Charlotte Allen on the farcical racial pantomime of Jessica Krug:
On September 9th, Krug abruptly resigned from her job as associate professor of African history at George Washington University. Apparently fearing imminent exposure, she confessed that she had passed herself off for more than a decade as being of black-African descent from an ever-shifting range of backgrounds. In graduate school, she told fellow students she was of Algerian origin with a German father. Later, she claimed that she was from the inner-city “hood” with a spiritual kinship to the late rapper Biggie Smalls… Her final self-proclaimed provenance seems to have been the South Bronx slums, where she identified as a “boricua,” or Stateside-dwelling Puerto Rican, whose mother had been a drug addict. She also moonlighted as a salsa-dancing community activist with the tag “Jess La Bombalera” and was videoed at a New York City Council hearing in June 2020 berating the police for violence against “my black and brown siblings.”

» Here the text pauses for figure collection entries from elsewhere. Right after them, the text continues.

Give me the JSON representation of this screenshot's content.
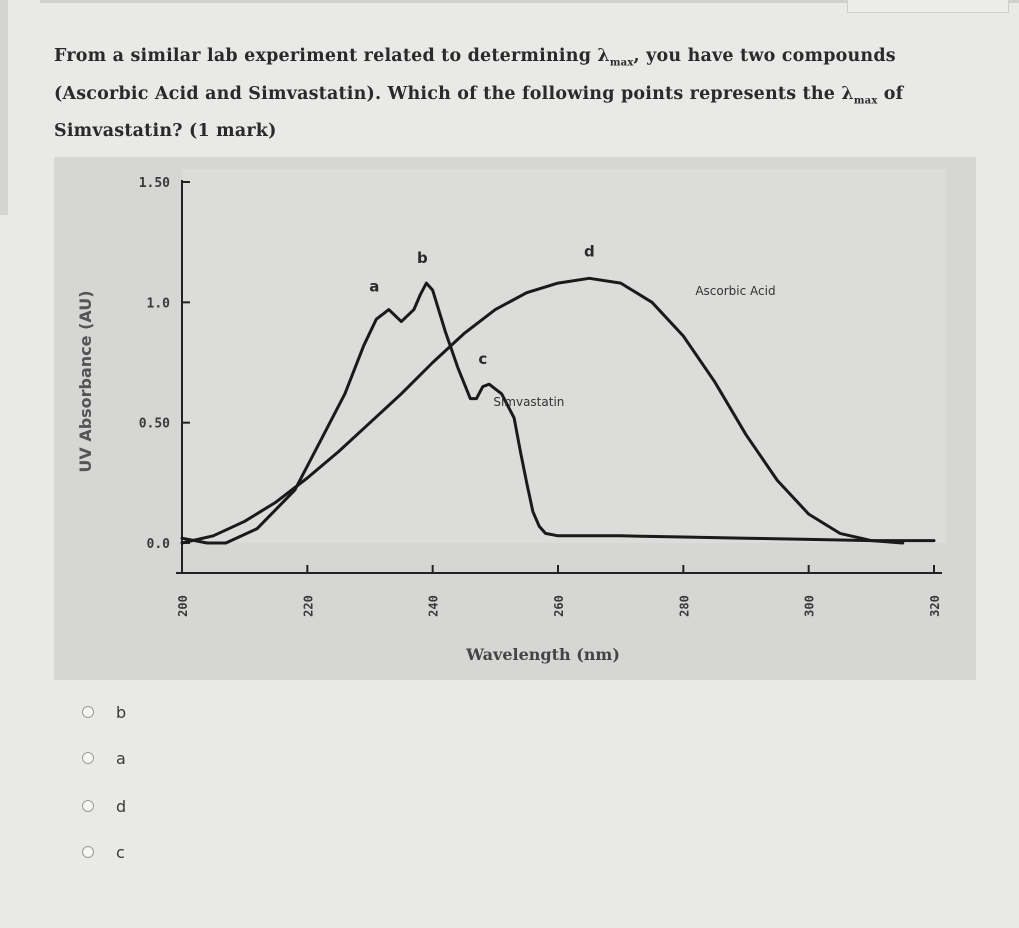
{
  "question": {
    "part1": "From a similar lab experiment related to determining ",
    "lambda": "λ",
    "sub_max": "max",
    "part2": ", you have two compounds (Ascorbic Acid and Simvastatin). Which of the following points represents the ",
    "part3": " of Simvastatin? (1 mark)"
  },
  "chart_data": {
    "type": "line",
    "xlabel": "Wavelength (nm)",
    "ylabel": "UV Absorbance (AU)",
    "x_ticks": [
      "200",
      "220",
      "240",
      "260",
      "280",
      "300",
      "320"
    ],
    "y_ticks": [
      "0.0",
      "0.50",
      "1.0",
      "1.50"
    ],
    "xlim": [
      200,
      320
    ],
    "ylim": [
      0,
      1.5
    ],
    "series": [
      {
        "name": "Simvastatin",
        "x": [
          200,
          204,
          207,
          212,
          218,
          222,
          226,
          229,
          231,
          233,
          235,
          237,
          238,
          239,
          240,
          242,
          244,
          246,
          247,
          248,
          249,
          251,
          253,
          254,
          255,
          256,
          257,
          258,
          260,
          263,
          270,
          280,
          290,
          300,
          310,
          320
        ],
        "y": [
          0.02,
          0.0,
          0.0,
          0.06,
          0.22,
          0.42,
          0.62,
          0.82,
          0.93,
          0.97,
          0.92,
          0.97,
          1.03,
          1.08,
          1.05,
          0.88,
          0.73,
          0.6,
          0.6,
          0.65,
          0.66,
          0.62,
          0.52,
          0.38,
          0.25,
          0.13,
          0.07,
          0.04,
          0.03,
          0.03,
          0.03,
          0.025,
          0.02,
          0.015,
          0.01,
          0.01
        ]
      },
      {
        "name": "Ascorbic Acid",
        "x": [
          200,
          205,
          210,
          215,
          220,
          225,
          230,
          235,
          240,
          245,
          250,
          255,
          260,
          265,
          270,
          275,
          280,
          285,
          290,
          295,
          300,
          305,
          310,
          315
        ],
        "y": [
          0.0,
          0.03,
          0.09,
          0.17,
          0.27,
          0.38,
          0.5,
          0.62,
          0.75,
          0.87,
          0.97,
          1.04,
          1.08,
          1.1,
          1.08,
          1.0,
          0.86,
          0.67,
          0.45,
          0.26,
          0.12,
          0.04,
          0.01,
          0.0
        ]
      }
    ],
    "points": [
      {
        "label": "a",
        "x": 231,
        "y": 0.97
      },
      {
        "label": "b",
        "x": 239,
        "y": 1.08
      },
      {
        "label": "c",
        "x": 248,
        "y": 0.66
      },
      {
        "label": "d",
        "x": 265,
        "y": 1.1
      }
    ],
    "annotations": [
      "Ascorbic Acid",
      "Simvastatin"
    ],
    "grid": false
  },
  "options": [
    {
      "label": "b"
    },
    {
      "label": "a"
    },
    {
      "label": "d"
    },
    {
      "label": "c"
    }
  ]
}
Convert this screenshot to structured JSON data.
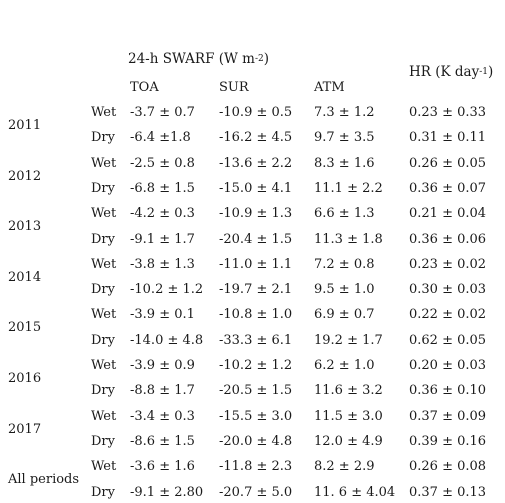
{
  "header": {
    "group_label_text": "24-h SWARF (W m",
    "group_label_sup": "-2",
    "group_label_close": ")",
    "hr_label_text": "HR (K day",
    "hr_label_sup": "-1",
    "hr_label_close": ")",
    "columns": [
      "TOA",
      "SUR",
      "ATM"
    ]
  },
  "rows": [
    {
      "year": "2011",
      "wet": [
        "-3.7 ± 0.7",
        "-10.9 ± 0.5",
        "7.3 ± 1.2",
        "0.23 ± 0.33"
      ],
      "dry": [
        "-6.4 ±1.8",
        "-16.2 ± 4.5",
        "9.7 ± 3.5",
        "0.31 ± 0.11"
      ]
    },
    {
      "year": "2012",
      "wet": [
        "-2.5 ± 0.8",
        "-13.6 ± 2.2",
        "8.3 ± 1.6",
        "0.26 ± 0.05"
      ],
      "dry": [
        "-6.8 ± 1.5",
        "-15.0 ± 4.1",
        "11.1 ± 2.2",
        "0.36 ± 0.07"
      ]
    },
    {
      "year": "2013",
      "wet": [
        "-4.2 ± 0.3",
        "-10.9 ± 1.3",
        "6.6 ± 1.3",
        "0.21 ± 0.04"
      ],
      "dry": [
        "-9.1 ± 1.7",
        "-20.4 ± 1.5",
        "11.3 ± 1.8",
        "0.36 ± 0.06"
      ]
    },
    {
      "year": "2014",
      "wet": [
        "-3.8 ± 1.3",
        "-11.0 ± 1.1",
        "7.2 ± 0.8",
        "0.23 ± 0.02"
      ],
      "dry": [
        "-10.2 ± 1.2",
        "-19.7 ± 2.1",
        "9.5 ± 1.0",
        "0.30 ± 0.03"
      ]
    },
    {
      "year": "2015",
      "wet": [
        "-3.9 ± 0.1",
        "-10.8 ± 1.0",
        "6.9 ± 0.7",
        "0.22 ± 0.02"
      ],
      "dry": [
        "-14.0 ± 4.8",
        "-33.3 ± 6.1",
        "19.2 ± 1.7",
        "0.62 ± 0.05"
      ]
    },
    {
      "year": "2016",
      "wet": [
        "-3.9 ± 0.9",
        "-10.2 ± 1.2",
        "6.2 ± 1.0",
        "0.20 ± 0.03"
      ],
      "dry": [
        "-8.8 ± 1.7",
        "-20.5 ± 1.5",
        "11.6 ± 3.2",
        "0.36 ± 0.10"
      ]
    },
    {
      "year": "2017",
      "wet": [
        "-3.4 ± 0.3",
        "-15.5 ± 3.0",
        "11.5 ± 3.0",
        "0.37 ± 0.09"
      ],
      "dry": [
        "-8.6 ± 1.5",
        "-20.0 ± 4.8",
        "12.0 ± 4.9",
        "0.39 ± 0.16"
      ]
    },
    {
      "year": "All periods",
      "wet": [
        "-3.6 ± 1.6",
        "-11.8 ± 2.3",
        "8.2 ± 2.9",
        "0.26 ± 0.08"
      ],
      "dry": [
        "-9.1 ± 2.80",
        "-20.7 ± 5.0",
        "11. 6 ± 4.04",
        "0.37 ± 0.13"
      ]
    }
  ],
  "season_labels": {
    "wet": "Wet",
    "dry": "Dry"
  }
}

In fact, Krug is white, Jewish, and from suburban Kansas City. She attended a Jewish day school growing up and then the preppy Barstow School in Kansas City, where 12th-grade tuition is currently more than $22,000.
Needless to say, things then get a little odd. And rather telling, not least regarding the widespread pretensions and woke neuroticism, and the dismal intellectual standards, of academia’s Clown Quarter.
Seth Barron on the cost of noxious woke pretensions:
The Department of Education has called Princeton’s bluff on the question of systemic racism, and not a moment too soon. The entire country has been forced to listen, for months now, as a parade of elite institutions—universities, banks, media outlets, a national political party, entire professions—issue laments about systemic American racism and their own complicity in the perpetuation of whiteness. This orgy of recrimination is patently insincere. Does anyone believe these people, or imagine that their contrition is real? Of course not. Qui s’accuse, s’excuse, the French say: who accuses oneself, excuses oneself. The whole rigmarole is a self-justifying performance by whites for an audience of likeminded other whites: beatified souls who have achieved a state of grace. They stand in opposition to bad whites, who refuse to apologise for their privilege.